Осенью третьего тому назад года, когда убрали урожай и тетка опять стала говорить мне, что неправильно я живу, о душе не плачусь, поцеловала я крест перед нею и сказала, что согласна.
Тетка обрадовалась и веселилась, а когда я удивилась, отчего ей так радостно, ответила, что рада за душу мою и за погибших родителей моих, у которых есть теперь предстоятельница перед господом. И мы записали купчую на дом, а деньги я брать не хотела, но тетка огорчилась и отдала пять тысяч, потому что без вклада в монастырь не берут и чем богаче вклад, тем ближе человек к богу. И мы внесли эти пять тысяч в монастырскую казну, и меня приняли послушницей, чтобы приучилась я к смирению и покаянию, а уж потом стану сестрой.

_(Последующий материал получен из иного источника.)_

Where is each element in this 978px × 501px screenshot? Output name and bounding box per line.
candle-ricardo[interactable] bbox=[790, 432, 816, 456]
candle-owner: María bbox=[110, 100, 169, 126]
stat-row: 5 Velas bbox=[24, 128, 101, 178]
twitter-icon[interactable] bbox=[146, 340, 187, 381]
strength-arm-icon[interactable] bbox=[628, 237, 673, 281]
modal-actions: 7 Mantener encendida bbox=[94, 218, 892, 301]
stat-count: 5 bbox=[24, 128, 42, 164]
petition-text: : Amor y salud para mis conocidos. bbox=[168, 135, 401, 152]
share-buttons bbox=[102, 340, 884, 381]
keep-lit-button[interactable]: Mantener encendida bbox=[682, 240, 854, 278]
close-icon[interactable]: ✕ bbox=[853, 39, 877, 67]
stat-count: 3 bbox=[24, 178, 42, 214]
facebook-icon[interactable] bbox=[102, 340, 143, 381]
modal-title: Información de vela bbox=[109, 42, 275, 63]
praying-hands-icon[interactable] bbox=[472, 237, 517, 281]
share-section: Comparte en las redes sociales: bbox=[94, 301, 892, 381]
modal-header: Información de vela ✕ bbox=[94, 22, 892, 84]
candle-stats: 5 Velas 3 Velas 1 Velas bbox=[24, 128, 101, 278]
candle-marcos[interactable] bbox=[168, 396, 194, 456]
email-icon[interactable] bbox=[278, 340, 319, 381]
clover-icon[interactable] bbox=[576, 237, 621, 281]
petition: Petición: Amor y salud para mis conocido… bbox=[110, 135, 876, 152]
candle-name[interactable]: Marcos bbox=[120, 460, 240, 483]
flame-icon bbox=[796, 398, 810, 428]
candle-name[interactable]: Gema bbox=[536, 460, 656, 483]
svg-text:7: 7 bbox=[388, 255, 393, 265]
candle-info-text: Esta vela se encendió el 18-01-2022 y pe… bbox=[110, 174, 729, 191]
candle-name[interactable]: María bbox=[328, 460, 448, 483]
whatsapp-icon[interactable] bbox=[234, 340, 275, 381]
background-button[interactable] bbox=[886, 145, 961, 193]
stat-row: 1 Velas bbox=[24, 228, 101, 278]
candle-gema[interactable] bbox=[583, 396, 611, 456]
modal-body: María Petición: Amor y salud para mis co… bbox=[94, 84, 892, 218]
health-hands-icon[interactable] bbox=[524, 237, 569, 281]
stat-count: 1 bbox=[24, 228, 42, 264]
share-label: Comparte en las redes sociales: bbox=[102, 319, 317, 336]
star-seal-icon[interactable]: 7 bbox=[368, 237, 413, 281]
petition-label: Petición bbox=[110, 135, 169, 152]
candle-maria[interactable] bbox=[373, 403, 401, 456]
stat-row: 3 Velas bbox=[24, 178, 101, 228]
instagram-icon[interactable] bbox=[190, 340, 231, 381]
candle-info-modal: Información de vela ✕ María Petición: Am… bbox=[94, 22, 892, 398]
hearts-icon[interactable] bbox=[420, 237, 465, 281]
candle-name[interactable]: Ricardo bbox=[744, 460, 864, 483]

И, видя радость тетки Ефимии и ее мужа, оставаясь за воротами монастыря, я вдруг дерзостно прегрешила, подумав, что не веру таила тетка, а мирскую усладу держала в душе, когда загоняла меня в монастырь. Так дерзко я и подумала: „Загоняла!“ — а потом и сама испугалась и покаялась батюшке после поучения в воскресенье, а батюшка задумался печально и сказал, что не должна я сердиться на мирян, потому что мирянам — мирское, а нам, монахиням, — божественное. И вот вместо утешения вселил в меня батюшка еще больше сомнений.